10 things you didn’t know about renting an apartment in Amsterdam

amsterdammingYou are bound to have lots of questions when it comes to renting an apartment. Here is a top 10 of things you might not think about, but that you really need to know, compiled by the experts at Perfect Housing.

1. Painting and drilling
When moving into a new apartment you will want to make it feel like home. But changing the décor to suit your own tastes is something you should discuss with the owner.

You can ask your rental agent what the situation is concerning painting the place, but ultimately it is the owner who has the final say. It may be that the owner says you can paint and drill holes to hang up your favourite works of art but that you will have to return it to its original state when you leave.

On the other hand, the owner could be very kind and take responsibility for re-painting the apartment. Just make sure you ask before doing anything!

2. Prepare to pay four months rent up front
This probably sounds like a lot, but it is an accumulation of costs. You will have to pay your first month rent, two (or one if you’re lucky) month’s deposit, and one month commission to the rental agent (plus taxes). If you are being relocated by your employer you should check with your HR manager and see whether they will cover the costs.

3. Who should you call if something goes wrong?
Your rental agent can unfortunately not help you if something breaks down or the roof starts leaking. In the event something happens, you will have to contact the owner. If the owner is abroad, there should be someone in charge of managing the home. Your rental agent will inform you who your contact person will be during your stay.

4. Taxes not included in ‘all inclusive’
It might sound like a contradiction in terms, but ‘all inclusive’ does not include everything. Water, gas and electricity are included in the rent but not local taxes, so keep this in mind!

5. Pets
Please remember to mention if you have a pet which will be moving into your new home with you. It will make it a lot easier if your rental agent knows not to show you places which don’t allow pets. Having a cat or dog may also lead to other changes in the rental agreement. It could mean, for instance, that you need to pay a higher deposit as there is more risk of damage.

6. Sharing
Like pets, some owners don’t allow flat-sharing either. There are plenty of apartments available for sharing, but please do remember to inform your rental agent if you are planning to do this. It will be much more efficient for you to look at properties you could actually rent rather than those which don’t allow living with a group of friends.

7. Expat housing versus Dutch housing
There is a difference between renting through the purely Dutch market and renting as an expat. Rental agents specialised in expat housing will usually have both furnished and unfurnished apartments available. Some families prefer bringing their own furniture so an unfurnished home is ideal.

If you try to rent without using a specialised agent, beware.
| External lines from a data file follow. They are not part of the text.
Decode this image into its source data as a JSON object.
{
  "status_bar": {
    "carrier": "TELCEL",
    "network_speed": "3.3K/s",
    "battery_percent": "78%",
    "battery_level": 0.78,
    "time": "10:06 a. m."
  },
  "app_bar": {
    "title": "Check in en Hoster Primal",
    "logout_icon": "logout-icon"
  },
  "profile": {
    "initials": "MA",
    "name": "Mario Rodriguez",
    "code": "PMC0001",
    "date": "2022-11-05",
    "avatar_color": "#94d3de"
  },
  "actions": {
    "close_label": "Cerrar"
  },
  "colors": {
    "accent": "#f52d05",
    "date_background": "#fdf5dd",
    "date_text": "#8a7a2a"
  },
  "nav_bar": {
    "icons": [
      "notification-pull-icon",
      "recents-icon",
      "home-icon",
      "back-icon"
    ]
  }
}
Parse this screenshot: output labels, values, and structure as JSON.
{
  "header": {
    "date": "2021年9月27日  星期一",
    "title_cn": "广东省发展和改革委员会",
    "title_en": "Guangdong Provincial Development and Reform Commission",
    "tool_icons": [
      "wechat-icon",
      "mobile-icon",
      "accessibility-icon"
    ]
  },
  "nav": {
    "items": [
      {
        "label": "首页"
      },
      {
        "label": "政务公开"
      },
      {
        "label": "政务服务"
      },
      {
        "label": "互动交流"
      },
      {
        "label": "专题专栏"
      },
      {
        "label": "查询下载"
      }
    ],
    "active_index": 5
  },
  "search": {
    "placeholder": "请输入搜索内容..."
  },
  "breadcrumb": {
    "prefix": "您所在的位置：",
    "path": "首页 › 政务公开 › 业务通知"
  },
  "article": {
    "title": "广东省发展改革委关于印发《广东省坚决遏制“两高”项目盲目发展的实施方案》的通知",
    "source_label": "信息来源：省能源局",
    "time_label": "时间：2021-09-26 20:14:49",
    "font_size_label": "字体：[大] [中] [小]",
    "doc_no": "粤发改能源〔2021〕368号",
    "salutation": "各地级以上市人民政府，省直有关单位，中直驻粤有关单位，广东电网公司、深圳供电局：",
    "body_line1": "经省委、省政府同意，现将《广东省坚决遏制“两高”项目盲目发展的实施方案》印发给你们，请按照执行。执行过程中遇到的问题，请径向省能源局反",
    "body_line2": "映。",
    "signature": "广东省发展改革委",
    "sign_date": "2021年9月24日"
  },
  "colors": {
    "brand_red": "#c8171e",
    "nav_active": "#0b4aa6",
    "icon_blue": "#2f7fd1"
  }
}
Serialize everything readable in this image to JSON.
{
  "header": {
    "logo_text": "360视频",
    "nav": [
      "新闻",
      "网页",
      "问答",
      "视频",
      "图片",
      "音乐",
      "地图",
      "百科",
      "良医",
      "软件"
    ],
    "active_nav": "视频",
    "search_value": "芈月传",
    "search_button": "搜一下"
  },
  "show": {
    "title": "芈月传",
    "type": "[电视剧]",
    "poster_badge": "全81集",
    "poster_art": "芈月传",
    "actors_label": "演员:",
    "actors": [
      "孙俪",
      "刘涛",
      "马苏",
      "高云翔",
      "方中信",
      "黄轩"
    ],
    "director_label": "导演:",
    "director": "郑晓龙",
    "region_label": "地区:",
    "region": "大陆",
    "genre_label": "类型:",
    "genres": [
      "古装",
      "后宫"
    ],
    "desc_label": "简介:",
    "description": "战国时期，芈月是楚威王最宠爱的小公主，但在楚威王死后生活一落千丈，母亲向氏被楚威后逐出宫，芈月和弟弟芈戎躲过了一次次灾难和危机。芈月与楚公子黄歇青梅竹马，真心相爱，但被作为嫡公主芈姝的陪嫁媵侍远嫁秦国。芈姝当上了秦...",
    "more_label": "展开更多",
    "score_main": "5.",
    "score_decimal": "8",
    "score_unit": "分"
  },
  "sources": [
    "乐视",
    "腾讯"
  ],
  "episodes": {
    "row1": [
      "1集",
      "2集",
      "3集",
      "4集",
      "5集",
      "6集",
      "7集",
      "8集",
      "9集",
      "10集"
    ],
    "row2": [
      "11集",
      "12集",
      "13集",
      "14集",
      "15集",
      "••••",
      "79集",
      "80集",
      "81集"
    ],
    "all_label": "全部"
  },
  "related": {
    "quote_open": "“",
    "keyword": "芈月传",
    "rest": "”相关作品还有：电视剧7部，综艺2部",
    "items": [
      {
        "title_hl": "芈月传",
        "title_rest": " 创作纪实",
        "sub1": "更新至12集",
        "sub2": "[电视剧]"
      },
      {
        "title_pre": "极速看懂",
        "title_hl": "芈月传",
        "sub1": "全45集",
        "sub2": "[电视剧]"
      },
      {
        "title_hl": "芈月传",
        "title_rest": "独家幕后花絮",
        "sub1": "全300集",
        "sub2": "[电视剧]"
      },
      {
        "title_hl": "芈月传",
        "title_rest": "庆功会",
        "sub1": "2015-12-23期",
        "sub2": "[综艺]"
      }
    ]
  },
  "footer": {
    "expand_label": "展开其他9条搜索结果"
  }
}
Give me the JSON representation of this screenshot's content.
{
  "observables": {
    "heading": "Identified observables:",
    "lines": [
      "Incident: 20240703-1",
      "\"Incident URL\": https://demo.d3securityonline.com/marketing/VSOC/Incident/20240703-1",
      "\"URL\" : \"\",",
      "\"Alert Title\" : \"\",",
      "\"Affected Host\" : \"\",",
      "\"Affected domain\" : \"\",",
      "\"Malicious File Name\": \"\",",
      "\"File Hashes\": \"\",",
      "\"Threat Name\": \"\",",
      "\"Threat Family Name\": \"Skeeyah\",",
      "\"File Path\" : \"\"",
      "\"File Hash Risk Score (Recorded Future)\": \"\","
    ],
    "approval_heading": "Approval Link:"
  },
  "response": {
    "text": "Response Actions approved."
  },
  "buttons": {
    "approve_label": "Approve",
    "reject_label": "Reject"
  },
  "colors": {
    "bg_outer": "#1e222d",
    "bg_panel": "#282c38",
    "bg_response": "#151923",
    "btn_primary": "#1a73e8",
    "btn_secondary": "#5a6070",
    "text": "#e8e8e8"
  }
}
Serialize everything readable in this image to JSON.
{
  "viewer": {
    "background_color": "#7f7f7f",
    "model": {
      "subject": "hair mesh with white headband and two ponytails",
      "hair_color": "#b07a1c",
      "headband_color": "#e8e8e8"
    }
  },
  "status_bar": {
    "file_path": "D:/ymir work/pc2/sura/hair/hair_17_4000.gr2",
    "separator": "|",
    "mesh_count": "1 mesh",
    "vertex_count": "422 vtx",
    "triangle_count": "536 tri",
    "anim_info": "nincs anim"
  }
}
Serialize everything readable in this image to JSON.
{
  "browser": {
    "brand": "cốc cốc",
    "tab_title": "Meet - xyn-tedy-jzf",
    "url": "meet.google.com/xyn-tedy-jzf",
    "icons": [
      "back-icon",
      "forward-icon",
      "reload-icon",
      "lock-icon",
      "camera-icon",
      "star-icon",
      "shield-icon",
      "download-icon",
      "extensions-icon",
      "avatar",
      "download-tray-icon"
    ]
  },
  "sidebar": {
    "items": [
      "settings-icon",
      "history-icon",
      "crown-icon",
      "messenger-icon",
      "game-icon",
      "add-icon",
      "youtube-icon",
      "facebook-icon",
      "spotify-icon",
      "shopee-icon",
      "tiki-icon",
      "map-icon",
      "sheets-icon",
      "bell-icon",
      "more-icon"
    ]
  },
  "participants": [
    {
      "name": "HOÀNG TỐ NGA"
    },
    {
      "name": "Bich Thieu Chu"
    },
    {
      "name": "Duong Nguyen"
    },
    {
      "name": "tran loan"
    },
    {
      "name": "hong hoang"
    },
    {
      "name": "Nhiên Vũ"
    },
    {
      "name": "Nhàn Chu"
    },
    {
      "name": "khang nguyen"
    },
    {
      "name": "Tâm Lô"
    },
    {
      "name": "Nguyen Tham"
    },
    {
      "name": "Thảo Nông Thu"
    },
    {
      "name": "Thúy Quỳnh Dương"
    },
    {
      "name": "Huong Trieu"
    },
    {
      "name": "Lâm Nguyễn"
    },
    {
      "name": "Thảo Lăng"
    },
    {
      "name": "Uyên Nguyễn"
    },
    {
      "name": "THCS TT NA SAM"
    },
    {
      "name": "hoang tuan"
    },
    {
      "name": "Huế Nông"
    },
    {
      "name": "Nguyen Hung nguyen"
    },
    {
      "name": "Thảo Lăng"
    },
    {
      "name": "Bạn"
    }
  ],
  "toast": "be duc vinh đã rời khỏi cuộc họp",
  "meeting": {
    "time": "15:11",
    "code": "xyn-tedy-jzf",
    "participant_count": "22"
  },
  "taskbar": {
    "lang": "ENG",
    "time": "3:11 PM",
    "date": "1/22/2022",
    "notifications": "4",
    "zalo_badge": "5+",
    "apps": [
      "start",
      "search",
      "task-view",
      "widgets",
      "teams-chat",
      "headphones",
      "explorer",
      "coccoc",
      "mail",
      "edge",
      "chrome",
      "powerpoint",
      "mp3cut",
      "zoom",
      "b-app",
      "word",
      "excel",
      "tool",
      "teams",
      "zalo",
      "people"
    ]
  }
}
The Dutch market includes a lot of shell properties which are not only unfurnished but don’t have flooring or lighting either. As an expat this is usually very impractical.

8. Verbal agreements are binding
According to Dutch law, if you make a verbal agreement, even without signing a physical agreement, it is still binding! So please beware of this when taking thinking about your options, and remember that when you come to an agreement with someone, by law, it is as if you signed a contract.

9. Point system and salary requirements
In the Netherlands, rents are determined by a point system which is used to calculate the quality of the house, apartment, or room.

Cheap apartments are usually rent-controlled and can only be lived in by people who earn a low salary. So make sure you are eligible to rent the apartment before you start the process. And remember, if the deal sounds like it is too good to be true, it probably is.

10. Amsterdam Canal Belt → no double glazing
The apartments within Amsterdam’s central canal belt usually have no double glazing. These buildings are mostly rijksmonumenten or listed buildings. They are splendid to look at but may be poorly insulated because of regulations which determine what their owners can and cannot do with them.